The article describes a phenomenon in older athletes (the over-40 crowd)* for a reduced tolerance to self-inflicted suffering for the sake of the sport. Although it's critical for the not-quite-as-young-as-we-used-to-be to keep working out at high intensities, it becomes more of a head game to achieve those levels in training. Why? The article doesn't give any solid evidence, but points to the fact that we begin to get selective about the levels of suffering we're willing to endure (which may be indicative of goals and motivation). It also suggests that our priorities change, in terms of why we train and race. Maybe it becomes less important to dominate the podium, and maybe that translates into backing off a bit in training.
I don't know for sure, but I do know that I have considered all these issues as I tried to make sense of my deteriorating relationship with my sport.
In my experience, I have absolutely become less tolerant of crappy weather conditions. The days of training and racing in miserable weather are, happily, (and hopefully) behind me. I no longer feel the need to "HTFU", as the CX-ers like to tell us. Cold, wet, windy days - all the fun things that accompany roughly 8 months of not-summer here in NEO - can suck the energy and motivation out of me in ways that are beyond irrational.

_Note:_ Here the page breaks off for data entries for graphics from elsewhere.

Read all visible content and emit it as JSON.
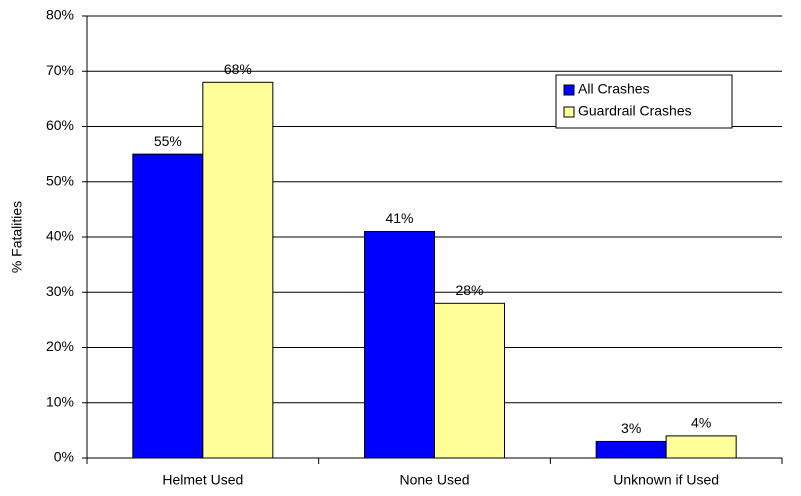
{
  "chart_data": {
    "type": "bar",
    "categories": [
      "Helmet Used",
      "None Used",
      "Unknown if Used"
    ],
    "y_label": "% Fatalities",
    "series": [
      {
        "name": "All Crashes",
        "color": "#0000ff",
        "values": [
          55,
          41,
          3
        ],
        "value_labels": [
          "55%",
          "41%",
          "3%"
        ]
      },
      {
        "name": "Guardrail Crashes",
        "color": "#ffff99",
        "values": [
          68,
          28,
          4
        ],
        "value_labels": [
          "68%",
          "28%",
          "4%"
        ]
      }
    ],
    "ylim": [
      0,
      80
    ],
    "yticks": [
      {
        "value": 0,
        "label": "0%"
      },
      {
        "value": 10,
        "label": "10%"
      },
      {
        "value": 20,
        "label": "20%"
      },
      {
        "value": 30,
        "label": "30%"
      },
      {
        "value": 40,
        "label": "40%"
      },
      {
        "value": 50,
        "label": "50%"
      },
      {
        "value": 60,
        "label": "60%"
      },
      {
        "value": 70,
        "label": "70%"
      },
      {
        "value": 80,
        "label": "80%"
      }
    ],
    "grid": true,
    "legend": "upper-right"
  }
}
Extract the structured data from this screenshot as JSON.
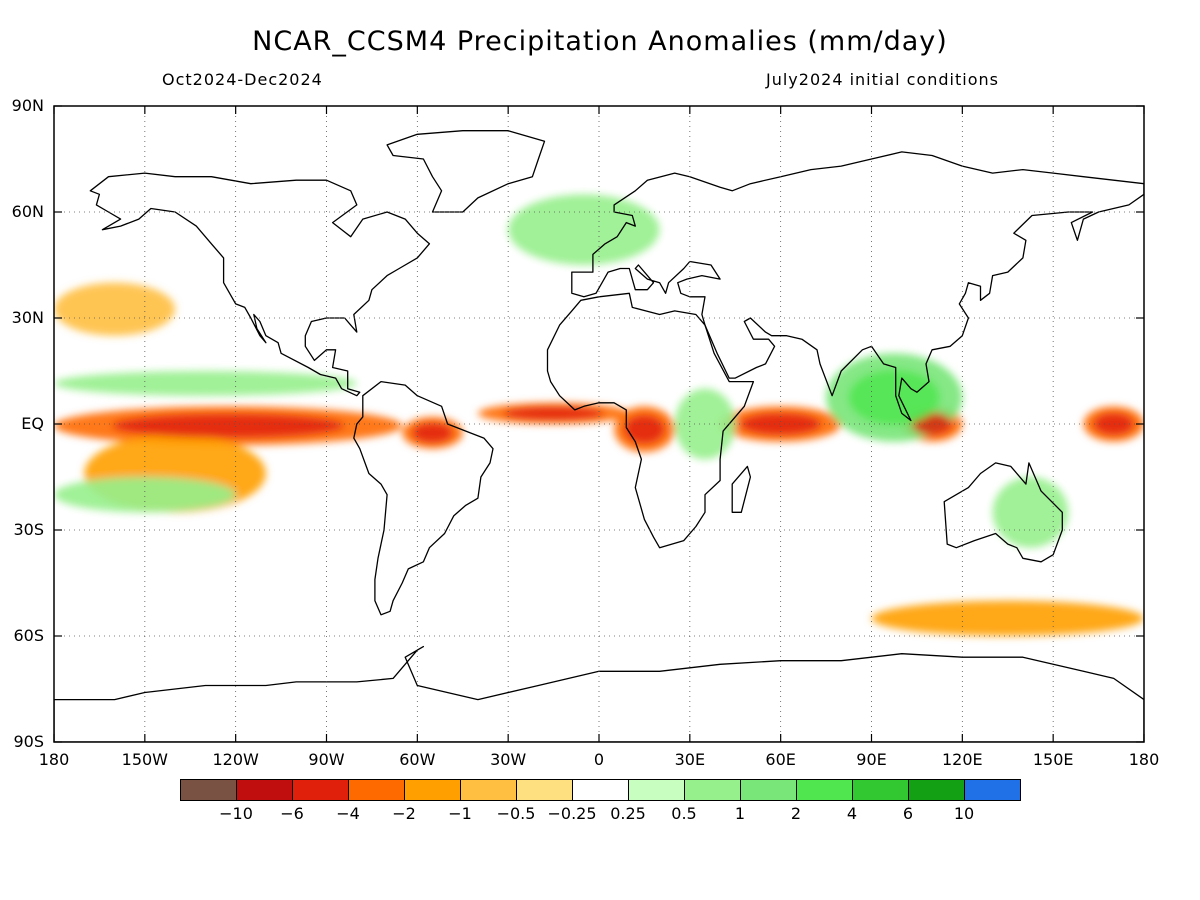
{
  "header": {
    "title": "NCAR_CCSM4 Precipitation Anomalies (mm/day)",
    "period": "Oct2024-Dec2024",
    "init": "July2024 initial conditions"
  },
  "axes": {
    "lat_labels": [
      "90N",
      "60N",
      "30N",
      "EQ",
      "30S",
      "60S",
      "90S"
    ],
    "lon_labels": [
      "180",
      "150W",
      "120W",
      "90W",
      "60W",
      "30W",
      "0",
      "30E",
      "60E",
      "90E",
      "120E",
      "150E",
      "180"
    ]
  },
  "legend": {
    "colors": [
      "#7a5244",
      "#c00d0d",
      "#e0200a",
      "#ff6a00",
      "#ffa000",
      "#ffbf40",
      "#ffe080",
      "#ffffff",
      "#c8ffc0",
      "#96f08c",
      "#78e678",
      "#50e650",
      "#32c832",
      "#14a014",
      "#2070e8"
    ],
    "labels": [
      "−10",
      "−6",
      "−4",
      "−2",
      "−1",
      "−0.5",
      "−0.25",
      "0.25",
      "0.5",
      "1",
      "2",
      "4",
      "6",
      "10"
    ]
  },
  "map_data": {
    "type": "filled-contour",
    "variable": "precipitation anomaly",
    "units": "mm/day",
    "lon_range": [
      -180,
      180
    ],
    "lat_range": [
      -90,
      90
    ],
    "gridlines": true,
    "features": [
      {
        "desc": "equatorial central Pacific",
        "lon": [
          -180,
          -65
        ],
        "lat": [
          -6,
          5
        ],
        "anomaly": -3
      },
      {
        "desc": "southeastern Pacific diagonal band",
        "lon": [
          -170,
          -110
        ],
        "lat": [
          -25,
          -3
        ],
        "anomaly": -1
      },
      {
        "desc": "equatorial western Pacific",
        "lon": [
          160,
          180
        ],
        "lat": [
          -5,
          5
        ],
        "anomaly": -2
      },
      {
        "desc": "northern South America",
        "lon": [
          -65,
          -45
        ],
        "lat": [
          -7,
          2
        ],
        "anomaly": -2
      },
      {
        "desc": "equatorial Atlantic",
        "lon": [
          -40,
          10
        ],
        "lat": [
          0,
          6
        ],
        "anomaly": -2
      },
      {
        "desc": "central equatorial Africa",
        "lon": [
          5,
          25
        ],
        "lat": [
          -8,
          5
        ],
        "anomaly": -2
      },
      {
        "desc": "western Indian Ocean",
        "lon": [
          40,
          80
        ],
        "lat": [
          -5,
          5
        ],
        "anomaly": -2
      },
      {
        "desc": "Indonesia / Maritime Continent",
        "lon": [
          100,
          120
        ],
        "lat": [
          -5,
          5
        ],
        "anomaly": -2
      },
      {
        "desc": "Southern Ocean south of Australia",
        "lon": [
          90,
          180
        ],
        "lat": [
          -60,
          -50
        ],
        "anomaly": -1
      },
      {
        "desc": "North Pacific",
        "lon": [
          -180,
          -140
        ],
        "lat": [
          25,
          40
        ],
        "anomaly": -0.5
      },
      {
        "desc": "Bay of Bengal / eastern Indian Ocean",
        "lon": [
          75,
          120
        ],
        "lat": [
          -5,
          20
        ],
        "anomaly": 2
      },
      {
        "desc": "ITCZ north of equatorial Pacific",
        "lon": [
          -180,
          -80
        ],
        "lat": [
          8,
          15
        ],
        "anomaly": 1
      },
      {
        "desc": "South Pacific convergence",
        "lon": [
          -180,
          -120
        ],
        "lat": [
          -25,
          -15
        ],
        "anomaly": 1
      },
      {
        "desc": "East Africa",
        "lon": [
          25,
          45
        ],
        "lat": [
          -10,
          10
        ],
        "anomaly": 1
      },
      {
        "desc": "eastern Australia",
        "lon": [
          130,
          155
        ],
        "lat": [
          -35,
          -15
        ],
        "anomaly": 1
      },
      {
        "desc": "subpolar North Atlantic",
        "lon": [
          -30,
          20
        ],
        "lat": [
          45,
          65
        ],
        "anomaly": 1
      }
    ]
  }
}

At the same time, my tolerance for indoor training has hit rock bottom, and I'm unable to muster any enthusiasm for slogging it out in front of a lifeless computerized landscape. Rounding out this perfect trifecta: menopause** has brought unexpected (and unwelcome) physical changes, like hot flashes (which means I can be freezing cold and uncomfortably hot at the same time. Yay, me!), hydration/fuel challenges, interrupted sleep patterns, and general crankiness. More than usual crankiness.
I have always relished a hard workout. I would look forward to it the night before and plan it all out. I would wake up before the sun, get on the road so I could take advantage of cool temperatures and minimal traffic. I would push myself to levels that I would not have thought possible. And I would prove myself on the playing field, using races not only as testament of my training and my ability to push limits, but for their value as stepping stones of motivation that would keep me active and engaged for a whole season. Sometimes a whole year, depending on the event timing (like Death Valley rides in early spring).
Nowadays, I often prefer to hit the snooze button a couple of times and negotiate the terms of my planned workout over another cup of coffee. This is an alarming development, and I need to figure it out soon.
I'm not sure where I go from here. I know plenty of aging athletes that have found ways to stay motivated and fit (and happy with their chosen sports), and I'm sure I'll do the same. At some point, I'll find the thing (or things) that resonate with my evolving goals, and that don't require an inordinate amount of misery to achieve.
*There have been a lot of interesting articles lately focusing on this demographic. Either I have just started paying more attention to studies centered around aging in competitive athletes, or there's a growing population of us that can no longer be ignored. In any case, I'm looking forward to more interesting and enlightening scientific data around this topic.
**Fodder for a whole other blog, and then some. There is frustratingly little scientifically-sound information on how menopause affects performance of competitive women athletes.